Такой лидер появился в лице Бориса Соловьева. Обосновавшись в Тюмени, он держал в своих руках нити, связывавшие его со всеми группами, стремившимися спасти царя и его семью. Ко всему, его рекомендовала сама государыня. На то у нее была веская причина: он приходился зятем Григорию Ефимовичу.
Авантюрист Б. Н. Соловьев, сын казначея Святейшего синода, получивший образование в Берлине, был личным секретарем одного немецкого туриста, отправившегося в путешествие по Индии. Добравшись туда, Соловьев бросил своего патрона и поступил в теософскую школу, основанную его землячкой, мадам Блаватской. В продолжение года он изучал теорию и практику гипноза.
В 1915 году Соловьев окончил школу прапорщиков, а затем, не возвращаясь на фронт, офицерскую стрелковую школу[123]. Его увлечение мистицизмом, о котором стало известно в светском обществе, позволило ему сблизиться с участниками петроградских кружков, занимавшихся оккультными науками. В 1915 году он познакомился с Распутиным и Вырубовой. В ту пору Соловьев не проявлял особого интереса к их августейшим покровителям.

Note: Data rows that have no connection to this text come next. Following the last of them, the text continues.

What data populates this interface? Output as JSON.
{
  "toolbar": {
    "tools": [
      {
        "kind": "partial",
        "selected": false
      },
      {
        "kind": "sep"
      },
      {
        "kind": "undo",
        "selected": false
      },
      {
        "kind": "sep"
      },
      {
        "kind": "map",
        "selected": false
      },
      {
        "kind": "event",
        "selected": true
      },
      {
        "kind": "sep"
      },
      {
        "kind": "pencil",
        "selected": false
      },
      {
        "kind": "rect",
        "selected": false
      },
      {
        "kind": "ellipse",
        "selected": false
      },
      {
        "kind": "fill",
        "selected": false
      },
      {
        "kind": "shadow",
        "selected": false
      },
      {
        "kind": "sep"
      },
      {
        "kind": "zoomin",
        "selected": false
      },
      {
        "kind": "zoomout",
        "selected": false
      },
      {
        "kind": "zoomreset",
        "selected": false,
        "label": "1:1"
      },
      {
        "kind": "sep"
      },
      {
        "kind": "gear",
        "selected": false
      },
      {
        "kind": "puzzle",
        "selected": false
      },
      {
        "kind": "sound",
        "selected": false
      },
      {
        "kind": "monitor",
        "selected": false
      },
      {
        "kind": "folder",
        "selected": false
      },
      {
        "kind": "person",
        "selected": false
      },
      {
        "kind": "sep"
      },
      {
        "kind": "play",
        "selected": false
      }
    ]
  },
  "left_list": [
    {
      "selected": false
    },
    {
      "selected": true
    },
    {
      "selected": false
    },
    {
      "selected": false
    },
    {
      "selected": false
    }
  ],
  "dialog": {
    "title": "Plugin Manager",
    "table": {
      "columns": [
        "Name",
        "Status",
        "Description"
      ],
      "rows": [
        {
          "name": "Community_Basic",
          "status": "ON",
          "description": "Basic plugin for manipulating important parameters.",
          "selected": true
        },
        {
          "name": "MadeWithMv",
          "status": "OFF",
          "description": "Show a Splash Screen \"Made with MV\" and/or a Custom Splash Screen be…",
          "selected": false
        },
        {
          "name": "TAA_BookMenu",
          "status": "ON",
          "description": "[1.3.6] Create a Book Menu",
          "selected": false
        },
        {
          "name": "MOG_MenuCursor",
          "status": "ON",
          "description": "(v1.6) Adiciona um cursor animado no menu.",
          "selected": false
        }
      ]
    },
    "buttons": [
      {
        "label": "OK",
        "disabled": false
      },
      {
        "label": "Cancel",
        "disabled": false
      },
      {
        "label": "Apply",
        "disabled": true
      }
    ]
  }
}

В первые дни Февральской революции Соловьев привел к Думе взбунтовавшийся 2-й пулеметный полк.
Ни смерть Распутина, ни низложение государя, ни заключение Вырубовой в крепость не поколебали веры распутинцев в магическую силу старца. Всю весну и лето 1917 года продолжались спиритические сеансы с целью вступить в контакт с отошедшим в мир иной «Божьим человеком». Соловьев продолжал посещать такого рода сеансы, на которых присутствовала и Матрена (она же Мария) Распутина, дочь Григория Ефимовича, и между ними завязался роман. В своем дневнике Матрена записала: «Была у Ольги Владимировны [поклонницы Распутина]. Она велела мне любить Борю… Почему-то она все говорит, чтобы я любила Борю, ведь я его и так люблю».
В августе, сразу после ссылки царской семьи в Тобольск, Соловьев, в качестве представителя кружка распутинцев, отправился в Сибирь, чтобы изучить обстановку. Затем вернулся в Петроград и 5 октября обвенчался с Матреной в думской церкви. Приехав с молодой женой в Сибирь, он несколько недель жил в доме Распутиных в Покровском.
Вскоре после своего приезда с помощью горничной Романовой, приверженницы Распутина, жившей на частной квартире в Тобольске, Соловьев связался с императрицей. Через горничную провокатор передавал царской семье записки и деньги, большую часть которых присваивал. Более того, по его наущению горничная внушала узникам надежду, заявляя, будто друзья и родные Распутина предпринимают активные действия.